N6-methyladenosine reader IGF2BP2 regulates NIPSNAP1-mediated mitophagy and mitochondrial dynamics to alleviate hepatic ischemia-reperfusion injury.

BACKGROUND: Hepatic ischemia-reperfusion (I/R) injury related to liver transplantation and hepatic resection remains a challenge in clinical practice. Accumulating evidence indicates that mitochondrial dysfunction is a critical cause of I/R injury.
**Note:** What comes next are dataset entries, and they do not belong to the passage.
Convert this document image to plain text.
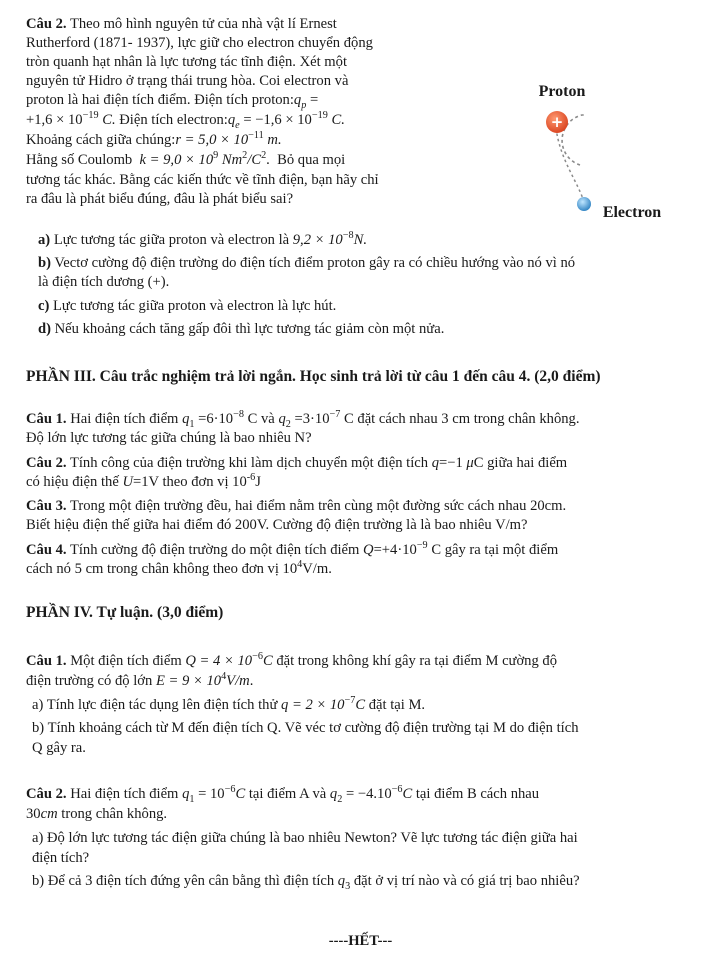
Câu 2. Theo mô hình nguyên tử của nhà vật lí Ernest
Rutherford (1871- 1937), lực giữ cho electron chuyển động
tròn quanh hạt nhân là lực tương tác tĩnh điện. Xét một
nguyên tử Hidro ở trạng thái trung hòa. Coi electron và
proton là hai điện tích điểm. Điện tích $proton:q_p$ =
$+1,6 \times 10^{-19}$ C. Điện tích $electron:q_e = -1,6 \times 10^{-19}$ C.
Khoảng cách giữa chúng:r = $5,0 \times 10^{-11}$ m.
Hằng số Coulomb $k = 9,0 \times 10^9$ $Nm^2/C^2$. Bỏ qua mọi
tương tác khác. Bằng các kiến thức về tĩnh điện, bạn hãy chỉ
ra đâu là phát biểu đúng, đâu là phát biểu sai?
+
Proton
Electron
a) Lực tương tác giữa proton và electron là $9,2 \times 10^{-8}N$.
b) Vectơ cường độ điện trường do điện tích điểm proton gây ra có chiều hướng vào nó vì nó
là điện tích dương (+).
c) Lực tương tác giữa proton và electron là lực hút.
d) Nếu khoảng cách tăng gấp đôi thì lực tương tác giảm còn một nửa.
PHẦN III. Câu trắc nghiệm trả lời ngắn. Học sinh trả lời từ câu 1 đến câu 4. (2,0 điểm)
Câu 1. Hai điện tích điểm $q_1 =6\cdot 10^{-8}$ C và $q_2 =3\cdot 10^{-7}$ C đặt cách nhau 3 cm trong chân không.
Độ lớn lực tương tác giữa chúng là bao nhiêu N?
Câu 2. Tính công của điện trường khi làm dịch chuyển một điện tích q=−1 μC giữa hai điểm
có hiệu điện thế U=1V theo đơn vị $10^{-6}J$
Câu 3. Trong một điện trường đều, hai điểm nằm trên cùng một đường sức cách nhau 20cm.
Biết hiệu điện thế giữa hai điểm đó 200V. Cường độ điện trường là là bao nhiêu V/m?
Câu 4. Tính cường độ điện trường do một điện tích điểm $Q=+4\cdot 10^{-9}$ C gây ra tại một điểm
cách nó 5 cm trong chân không theo đơn vị $10^4V/m$.
PHẦN IV. Tự luận. (3,0 điểm)
Câu 1. Một điện tích điểm $Q = 4 \times 10^{-6}C$ đặt trong không khí gây ra tại điểm M cường độ
điện trường có độ lớn $E = 9 \times 10^4V/m$.
a) Tính lực điện tác dụng lên điện tích thử $q = 2 \times 10^{-7}C$ đặt tại M.
b) Tính khoảng cách từ M đến điện tích Q. Vẽ véc tơ cường độ điện trường tại M do điện tích
Q gây ra.
Câu 2. Hai điện tích điểm $q_1 = 10^{-6}C$ tại điểm A và $q_2 = -4.10^{-6}C$ tại điểm B cách nhau
30cm trong chân không.
a) Độ lớn lực tương tác điện giữa chúng là bao nhiêu Newton? Vẽ lực tương tác điện giữa hai
điện tích?
b) Để cả 3 điện tích đứng yên cân bằng thì điện tích $q_3$ đặt ở vị trí nào và có giá trị bao nhiêu?
----HẾT---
The protein 4-nitrophenylphosphatase domain and non-neuronal SNAP25-like protein homolog 1 (NIPSNAP1) is involved in the regulation of mitophagy and the recruitment of autophagy receptor proteins independent of PTEN induced putative kinase 1. AIM: To clarify the protective mechanism of NIPSNAP1 against hepatic I/R, with a focus on mitophagy and mitochondrial dynamics, as well as the potential mechanism by which n6-methyladenosine (m6A) modification regulates NIPSNAP1. METHODS: Mice were administered an adeno-associated virus in vivo and a hepatic I/R model was established via portal vein interruption followed by reperfusion to explore the effect of NIPSNAP1 on hepatic I/R. HepG2 cells were subjected to hypoxia/reoxygenation treatment in vitro. RESULTS: We observed a significant downregulation of both NIPSNAP1 and insulin-like growth factor 2 mRNA-binding protein 2 (IGF2BP2) expression in vivo and in vitro. NIPSNAP1 knockdown impaired mitophagy and disrupted mitochondrial dynamics; in contrast, NIPSNAP1 overexpression resulted in the opposite effects. Further studies revealed that IGF2BP2 functions as an m6A reader that targets and binds NIPSNAP1, thereby regulating its mRNA stability. CONCLUSION: NIPSNAP1 prevents hepatic I/R injury by promoting mitophagy and maintaining mitochondrial homeostasis, serving as a novel target of the m6A reader IGF2BP2. Therefore, targeting the IGF2BP2/NIPSNAP1 axis may facilitate the development of better therapeutics for hepatic I/R.